Opinion: For Rural Oregon, Clean-Energy Bill is an Economic Opportunity

The Oregonian

By: Bill Campbell

Over the past several weeks at five hearings around the state, Oregonians have heard a lot about House Bill 2020, a bill that would create an economy-wide cap-and-invest program. While a poll shows public opinion broadly favors the concept, voices in the debate have frequently focused on the costs – costs of action, costs of inaction. That’s too bad, because the genius of HB 2020 isn’t cost – it’s opportunity.

For the past decade I’ve had the privilege of helping to run an Oregon-based institutional investment management firm that focuses on sustainability-driven investing. In that time, we have managed or backed more than $2 billion of investment, including in rural Oregon. This work has taught me to see the enormous economic opportunity in sustainability for all our communities. HB 2020 can deliver on this opportunity, especially for rural Oregon.

Sixty years ago, when I was growing up, rural Oregon was economically rich. In agricultural communities, farmers harvested abundant grain crops and shipped them off to market at higher inflation-adjusted prices than they earn today. In our coastal and inland forests, and the mills that served them, timber companies employed thousands. Fisheries were abundant. The world wanted what rural Oregon grew, and the value added by our workers. The economic partnership between rural and urban Oregon was profound, bilateral, and strong.

But global and national macroeconomic and environmental forces did a number on rural Oregon. Timber, fisheries, and agricultural economics became stressed and all too often broken. Now, too much of rural Oregon confronts high unemployment and low incomes. That’s not right.

HB 2020, which creates a market for climate change mitigation, can help flip this script. What our rural communities have lost is income from exported value. HB 2020 offers a way to harvest and sell new assets from our vast rural environmental riches – our own carbon reductions and our own sequestered carbon.

The groundwork is already there. A recent analysis by the national business group E2 (Environmental Entrepreneurs) counted 55,000 clean energy jobs in Oregon.

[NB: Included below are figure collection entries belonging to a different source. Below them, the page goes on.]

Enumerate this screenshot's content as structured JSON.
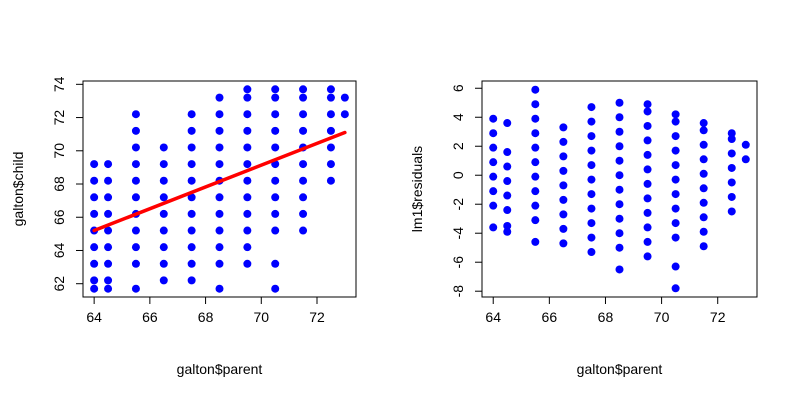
{
  "chart_data": [
    {
      "type": "scatter",
      "xlabel": "galton$parent",
      "ylabel": "galton$child",
      "xlim": [
        63.6,
        73.4
      ],
      "ylim": [
        61.2,
        74.2
      ],
      "xticks": [
        64,
        66,
        68,
        70,
        72
      ],
      "yticks": [
        62,
        64,
        66,
        68,
        70,
        72,
        74
      ],
      "point_color": "#0000ff",
      "columns": [
        {
          "x": 64.0,
          "y": [
            61.7,
            62.2,
            63.2,
            64.2,
            65.2,
            66.2,
            67.2,
            68.2,
            69.2
          ]
        },
        {
          "x": 64.5,
          "y": [
            61.7,
            62.2,
            63.2,
            64.2,
            65.2,
            66.2,
            67.2,
            68.2,
            69.2
          ]
        },
        {
          "x": 65.5,
          "y": [
            61.7,
            63.2,
            64.2,
            65.2,
            66.2,
            67.2,
            68.2,
            69.2,
            70.2,
            71.2,
            72.2
          ]
        },
        {
          "x": 66.5,
          "y": [
            62.2,
            63.2,
            64.2,
            65.2,
            66.2,
            67.2,
            68.2,
            69.2,
            70.2
          ]
        },
        {
          "x": 67.5,
          "y": [
            62.2,
            63.2,
            64.2,
            65.2,
            66.2,
            67.2,
            68.2,
            69.2,
            70.2,
            71.2,
            72.2
          ]
        },
        {
          "x": 68.5,
          "y": [
            61.7,
            63.2,
            64.2,
            65.2,
            66.2,
            67.2,
            68.2,
            69.2,
            70.2,
            71.2,
            72.2,
            73.2
          ]
        },
        {
          "x": 69.5,
          "y": [
            63.2,
            64.2,
            65.2,
            66.2,
            67.2,
            68.2,
            69.2,
            70.2,
            71.2,
            72.2,
            73.2,
            73.7
          ]
        },
        {
          "x": 70.5,
          "y": [
            61.7,
            63.2,
            65.2,
            66.2,
            67.2,
            68.2,
            69.2,
            70.2,
            71.2,
            72.2,
            73.2,
            73.7
          ]
        },
        {
          "x": 71.5,
          "y": [
            65.2,
            66.2,
            67.2,
            68.2,
            69.2,
            70.2,
            71.2,
            72.2,
            73.2,
            73.7
          ]
        },
        {
          "x": 72.5,
          "y": [
            68.2,
            69.2,
            70.2,
            71.2,
            72.2,
            73.2,
            73.7
          ]
        },
        {
          "x": 73.0,
          "y": [
            72.2,
            73.2
          ]
        }
      ],
      "fit_line": {
        "x": [
          64.0,
          73.0
        ],
        "y": [
          65.2,
          71.1
        ],
        "color": "#ff0000"
      }
    },
    {
      "type": "scatter",
      "xlabel": "galton$parent",
      "ylabel": "lm1$residuals",
      "xlim": [
        63.6,
        73.4
      ],
      "ylim": [
        -8.4,
        6.5
      ],
      "xticks": [
        64,
        66,
        68,
        70,
        72
      ],
      "yticks": [
        -8,
        -6,
        -4,
        -2,
        0,
        2,
        4,
        6
      ],
      "point_color": "#0000ff",
      "columns": [
        {
          "x": 64.0,
          "y": [
            -3.6,
            -2.1,
            -1.1,
            -0.1,
            0.9,
            1.9,
            2.9,
            3.9
          ]
        },
        {
          "x": 64.5,
          "y": [
            -3.9,
            -3.5,
            -2.4,
            -1.4,
            -0.4,
            0.6,
            1.6,
            3.6
          ]
        },
        {
          "x": 65.5,
          "y": [
            -4.6,
            -3.1,
            -2.1,
            -1.1,
            -0.1,
            0.9,
            1.9,
            2.9,
            3.9,
            4.9,
            5.9
          ]
        },
        {
          "x": 66.5,
          "y": [
            -4.7,
            -3.7,
            -2.7,
            -1.7,
            -0.7,
            0.3,
            1.3,
            2.3,
            3.3
          ]
        },
        {
          "x": 67.5,
          "y": [
            -5.3,
            -4.3,
            -3.3,
            -2.3,
            -1.3,
            -0.3,
            0.7,
            1.7,
            2.7,
            3.7,
            4.7
          ]
        },
        {
          "x": 68.5,
          "y": [
            -6.5,
            -5.0,
            -4.0,
            -3.0,
            -2.0,
            -1.0,
            0.0,
            1.0,
            2.0,
            3.0,
            4.0,
            5.0
          ]
        },
        {
          "x": 69.5,
          "y": [
            -5.6,
            -4.6,
            -3.6,
            -2.6,
            -1.6,
            -0.6,
            0.4,
            1.4,
            2.4,
            3.4,
            4.4,
            4.9
          ]
        },
        {
          "x": 70.5,
          "y": [
            -7.8,
            -6.3,
            -4.3,
            -3.3,
            -2.3,
            -1.3,
            -0.3,
            0.7,
            1.7,
            2.7,
            3.7,
            4.2
          ]
        },
        {
          "x": 71.5,
          "y": [
            -4.9,
            -3.9,
            -2.9,
            -1.9,
            -0.9,
            0.1,
            1.1,
            2.1,
            3.1,
            3.6
          ]
        },
        {
          "x": 72.5,
          "y": [
            -2.5,
            -1.5,
            -0.5,
            0.5,
            1.5,
            2.5,
            2.9
          ]
        },
        {
          "x": 73.0,
          "y": [
            1.1,
            2.1
          ]
        }
      ]
    }
  ]
}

More than half these jobs are outside the Portland metro area, with clean energy job density highest in rural Oregon. Innovation around the state bears that out; we have created rural jobs in building efficiency, wind power and geothermal energy, but also through soil carbon enhancement, forest management and biodigester projects. In rural Oregon, we have already financed and learned from carbon reduction projects that are supporting investments and jobs with cash flows driven from established carbon markets.

What HB 2020 will do is add a new, flexible market structure that supports larger and additional private investments with cash flows not dependent on subsidies. These investments will create and sustain new jobs over years to come, further contributing to Oregon’s already robust rural cleantech economy. In fact, a report commissioned by the Oregon Carbon Policy Office shows HB 2020 could create 50,000 more jobs, again concentrated in our rural counties like Jackson, Sherman, Gilliam, Lake, Wallowa and Grant.

Another reason to anticipate economic success: Oregon is not reinventing the wheel with cap-and-invest. We Oregonians are not afraid to go it alone when we must, but we also know it’s connections to big, proven markets that really sustain our prosperity. HB 2020 links us to the largest North American carbon market, where we can make the most of this opportunity while achieving our climate goals at the lowest possible cost.

HB 2020 isn’t magic. It’s just sound policy with large upside for all of Oregon, but especially rural Oregon. I hope the legislature passes HB 2020 this session. I believe in HB 2020, because I believe in Oregonians.